Certain statements contained in this communication may constitute “forward-looking statements” within the meaning of the Private Securities Litigation Reform Act of 1995. These statements include, but are not limited to, statements regarding the expected timing of the completion of the merger, the benefits of the merger, including future financial and operating results, the combined company’s plans, objectives, expectations and other statements that are not historical facts. Such statements are based on the views and assumptions of the management of Verso and NewPage and are subject to significant risks and uncertainties. Actual future events or results may differ materially from these statements. Such differences may result from the following factors: the ability to close the transaction on the proposed terms and within the anticipated time period, or at all, which is dependent on the parties’ ability to satisfy certain closing conditions, including the receipt of governmental approvals; the risk that the benefits of the transaction, including cost savings and other synergies, may not be fully realized or may take longer to realize than expected; the impact of the transaction on third-party relationships; the outcome of government investigations and third-party litigation involving both Verso and NewPage; actions taken by either of the companies; changes in regulatory, social and political conditions; and general economic conditions.

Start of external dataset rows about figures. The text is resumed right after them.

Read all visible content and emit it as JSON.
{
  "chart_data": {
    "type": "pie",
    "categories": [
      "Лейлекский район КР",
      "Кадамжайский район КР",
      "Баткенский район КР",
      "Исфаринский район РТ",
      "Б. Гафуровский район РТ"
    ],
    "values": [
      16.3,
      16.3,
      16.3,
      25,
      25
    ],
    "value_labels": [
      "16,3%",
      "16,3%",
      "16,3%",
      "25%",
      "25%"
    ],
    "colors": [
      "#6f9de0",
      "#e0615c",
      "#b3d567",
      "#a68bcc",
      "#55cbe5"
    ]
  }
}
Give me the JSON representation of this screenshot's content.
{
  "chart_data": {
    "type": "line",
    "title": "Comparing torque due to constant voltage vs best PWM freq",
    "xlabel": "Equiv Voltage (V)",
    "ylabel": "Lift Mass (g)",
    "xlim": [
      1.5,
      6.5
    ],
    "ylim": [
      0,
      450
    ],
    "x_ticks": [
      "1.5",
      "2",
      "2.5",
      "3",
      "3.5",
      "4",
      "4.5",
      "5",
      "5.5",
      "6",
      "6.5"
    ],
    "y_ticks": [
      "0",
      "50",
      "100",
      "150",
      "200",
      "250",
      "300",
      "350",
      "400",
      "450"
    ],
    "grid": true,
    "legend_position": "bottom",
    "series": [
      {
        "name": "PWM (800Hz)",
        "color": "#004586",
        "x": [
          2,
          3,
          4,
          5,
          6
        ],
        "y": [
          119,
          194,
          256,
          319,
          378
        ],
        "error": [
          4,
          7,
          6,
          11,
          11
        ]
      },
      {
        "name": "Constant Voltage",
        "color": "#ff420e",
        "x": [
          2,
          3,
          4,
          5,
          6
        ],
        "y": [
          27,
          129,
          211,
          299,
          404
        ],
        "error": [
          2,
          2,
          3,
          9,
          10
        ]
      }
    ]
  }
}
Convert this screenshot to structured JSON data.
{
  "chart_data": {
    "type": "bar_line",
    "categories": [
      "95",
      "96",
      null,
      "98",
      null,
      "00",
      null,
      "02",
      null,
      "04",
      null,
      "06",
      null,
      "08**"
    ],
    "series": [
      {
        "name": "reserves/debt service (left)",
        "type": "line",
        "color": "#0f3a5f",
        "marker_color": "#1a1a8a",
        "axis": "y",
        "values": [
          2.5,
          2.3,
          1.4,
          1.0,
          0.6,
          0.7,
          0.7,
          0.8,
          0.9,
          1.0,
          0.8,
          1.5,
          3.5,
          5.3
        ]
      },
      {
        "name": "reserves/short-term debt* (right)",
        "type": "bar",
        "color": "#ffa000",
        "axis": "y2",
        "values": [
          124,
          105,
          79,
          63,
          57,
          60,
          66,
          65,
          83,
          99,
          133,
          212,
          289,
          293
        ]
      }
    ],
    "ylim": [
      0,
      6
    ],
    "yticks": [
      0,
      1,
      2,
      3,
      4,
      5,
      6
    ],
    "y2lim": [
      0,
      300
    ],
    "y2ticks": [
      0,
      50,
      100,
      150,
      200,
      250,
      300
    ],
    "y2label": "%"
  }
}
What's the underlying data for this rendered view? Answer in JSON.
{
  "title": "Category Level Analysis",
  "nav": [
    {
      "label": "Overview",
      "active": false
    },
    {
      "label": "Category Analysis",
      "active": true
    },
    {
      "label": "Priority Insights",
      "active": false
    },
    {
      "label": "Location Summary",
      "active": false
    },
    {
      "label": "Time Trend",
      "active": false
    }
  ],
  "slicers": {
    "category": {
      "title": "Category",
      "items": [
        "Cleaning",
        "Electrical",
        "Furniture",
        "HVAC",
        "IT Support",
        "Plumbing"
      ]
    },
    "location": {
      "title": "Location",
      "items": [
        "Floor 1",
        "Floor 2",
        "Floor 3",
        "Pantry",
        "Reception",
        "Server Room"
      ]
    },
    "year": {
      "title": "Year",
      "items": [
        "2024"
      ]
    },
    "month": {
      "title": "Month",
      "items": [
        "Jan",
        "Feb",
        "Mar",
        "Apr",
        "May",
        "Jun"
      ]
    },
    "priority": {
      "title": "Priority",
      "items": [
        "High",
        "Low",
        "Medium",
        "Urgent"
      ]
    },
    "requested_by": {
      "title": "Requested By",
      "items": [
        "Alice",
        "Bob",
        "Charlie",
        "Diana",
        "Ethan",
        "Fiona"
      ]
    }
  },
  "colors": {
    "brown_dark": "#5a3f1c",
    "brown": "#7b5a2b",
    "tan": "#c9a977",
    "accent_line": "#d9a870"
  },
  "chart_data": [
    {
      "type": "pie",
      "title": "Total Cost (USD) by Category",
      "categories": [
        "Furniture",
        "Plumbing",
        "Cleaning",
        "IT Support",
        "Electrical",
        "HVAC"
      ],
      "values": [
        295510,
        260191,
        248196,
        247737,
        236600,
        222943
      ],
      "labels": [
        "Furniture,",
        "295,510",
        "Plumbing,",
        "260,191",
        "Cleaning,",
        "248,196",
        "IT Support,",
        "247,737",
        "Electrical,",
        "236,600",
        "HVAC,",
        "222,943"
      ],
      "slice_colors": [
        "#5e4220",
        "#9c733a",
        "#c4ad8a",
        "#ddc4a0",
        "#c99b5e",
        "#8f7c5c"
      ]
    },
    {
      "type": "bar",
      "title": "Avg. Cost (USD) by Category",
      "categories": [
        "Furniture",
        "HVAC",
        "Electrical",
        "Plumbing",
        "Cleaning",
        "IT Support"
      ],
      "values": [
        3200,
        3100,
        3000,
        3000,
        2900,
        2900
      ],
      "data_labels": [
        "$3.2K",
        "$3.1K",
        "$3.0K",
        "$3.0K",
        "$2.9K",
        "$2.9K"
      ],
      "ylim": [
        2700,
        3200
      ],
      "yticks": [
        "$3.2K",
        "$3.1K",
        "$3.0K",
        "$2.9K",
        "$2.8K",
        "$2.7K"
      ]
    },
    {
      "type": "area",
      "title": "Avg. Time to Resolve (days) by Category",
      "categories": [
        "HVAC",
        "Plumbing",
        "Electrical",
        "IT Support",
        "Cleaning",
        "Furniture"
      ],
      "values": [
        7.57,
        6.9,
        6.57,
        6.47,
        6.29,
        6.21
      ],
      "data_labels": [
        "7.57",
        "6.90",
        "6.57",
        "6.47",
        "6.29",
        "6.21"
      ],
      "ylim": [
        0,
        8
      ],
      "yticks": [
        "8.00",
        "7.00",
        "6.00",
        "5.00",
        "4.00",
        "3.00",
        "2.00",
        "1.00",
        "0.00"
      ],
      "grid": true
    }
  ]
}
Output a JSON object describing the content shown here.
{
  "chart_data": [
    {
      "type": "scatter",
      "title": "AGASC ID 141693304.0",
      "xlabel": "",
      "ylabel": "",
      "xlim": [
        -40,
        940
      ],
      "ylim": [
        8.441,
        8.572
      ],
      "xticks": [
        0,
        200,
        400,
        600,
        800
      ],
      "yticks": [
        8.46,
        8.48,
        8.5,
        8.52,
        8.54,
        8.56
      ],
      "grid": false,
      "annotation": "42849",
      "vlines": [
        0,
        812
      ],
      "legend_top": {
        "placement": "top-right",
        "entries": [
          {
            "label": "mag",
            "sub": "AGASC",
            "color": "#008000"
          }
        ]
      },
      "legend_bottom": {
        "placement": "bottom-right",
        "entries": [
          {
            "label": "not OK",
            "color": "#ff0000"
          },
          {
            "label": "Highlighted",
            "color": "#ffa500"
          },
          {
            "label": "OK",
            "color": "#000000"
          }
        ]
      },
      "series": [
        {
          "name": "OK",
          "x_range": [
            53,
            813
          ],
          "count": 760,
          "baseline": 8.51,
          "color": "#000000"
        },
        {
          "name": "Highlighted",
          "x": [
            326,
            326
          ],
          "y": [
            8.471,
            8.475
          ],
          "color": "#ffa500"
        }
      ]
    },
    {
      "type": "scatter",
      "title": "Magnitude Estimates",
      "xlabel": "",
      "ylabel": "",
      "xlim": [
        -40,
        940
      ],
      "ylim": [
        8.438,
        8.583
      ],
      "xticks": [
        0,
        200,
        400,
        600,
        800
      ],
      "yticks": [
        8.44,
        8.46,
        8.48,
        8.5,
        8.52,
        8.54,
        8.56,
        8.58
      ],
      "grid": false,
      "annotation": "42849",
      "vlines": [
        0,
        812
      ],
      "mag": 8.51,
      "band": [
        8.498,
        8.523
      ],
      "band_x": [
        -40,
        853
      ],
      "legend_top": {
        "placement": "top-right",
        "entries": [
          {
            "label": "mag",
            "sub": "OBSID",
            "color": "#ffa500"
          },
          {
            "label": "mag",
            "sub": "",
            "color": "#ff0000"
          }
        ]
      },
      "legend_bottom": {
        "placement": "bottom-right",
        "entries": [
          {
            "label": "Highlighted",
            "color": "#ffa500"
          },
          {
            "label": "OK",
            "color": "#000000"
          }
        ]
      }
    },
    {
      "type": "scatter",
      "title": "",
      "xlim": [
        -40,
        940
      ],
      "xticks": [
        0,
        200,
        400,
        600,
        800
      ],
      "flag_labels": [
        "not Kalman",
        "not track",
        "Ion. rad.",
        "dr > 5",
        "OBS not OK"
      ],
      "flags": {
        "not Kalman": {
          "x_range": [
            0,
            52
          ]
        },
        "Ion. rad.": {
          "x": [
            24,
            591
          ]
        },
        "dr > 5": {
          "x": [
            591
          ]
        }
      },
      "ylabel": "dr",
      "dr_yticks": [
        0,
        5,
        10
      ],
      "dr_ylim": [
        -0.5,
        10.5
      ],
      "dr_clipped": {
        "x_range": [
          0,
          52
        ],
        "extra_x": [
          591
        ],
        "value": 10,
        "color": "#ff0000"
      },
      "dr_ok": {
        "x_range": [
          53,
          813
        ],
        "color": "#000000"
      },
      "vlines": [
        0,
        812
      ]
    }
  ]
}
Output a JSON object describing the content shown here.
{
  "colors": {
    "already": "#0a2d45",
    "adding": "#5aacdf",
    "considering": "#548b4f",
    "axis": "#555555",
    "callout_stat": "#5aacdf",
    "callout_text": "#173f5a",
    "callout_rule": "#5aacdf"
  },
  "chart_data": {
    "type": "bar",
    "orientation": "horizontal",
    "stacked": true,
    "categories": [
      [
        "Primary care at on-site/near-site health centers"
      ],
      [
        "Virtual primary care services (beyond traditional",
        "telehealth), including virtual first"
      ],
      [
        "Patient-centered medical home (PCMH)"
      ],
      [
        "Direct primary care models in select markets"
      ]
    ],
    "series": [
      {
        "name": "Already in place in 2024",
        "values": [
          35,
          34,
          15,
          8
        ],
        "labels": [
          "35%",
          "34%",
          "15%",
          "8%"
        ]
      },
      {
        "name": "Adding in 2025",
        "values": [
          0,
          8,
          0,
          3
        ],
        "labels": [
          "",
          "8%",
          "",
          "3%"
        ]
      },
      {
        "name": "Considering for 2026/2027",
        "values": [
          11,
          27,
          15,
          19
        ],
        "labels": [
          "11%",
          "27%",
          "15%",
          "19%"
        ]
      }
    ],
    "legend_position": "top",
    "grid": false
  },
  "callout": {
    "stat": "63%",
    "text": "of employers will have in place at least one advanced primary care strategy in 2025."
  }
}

Additional risks and factors that may affect results are set forth in Verso's and NewPage's respective filings with the Securities and Exchange Commission, including Verso's annual report on Form 10-K for the year ending December 31, 2012, and NewPage's registration statement on Form 10. The forward-looking statements speak only as of the date of this communication. Neither Verso nor NewPage undertakes any obligation to update these statements.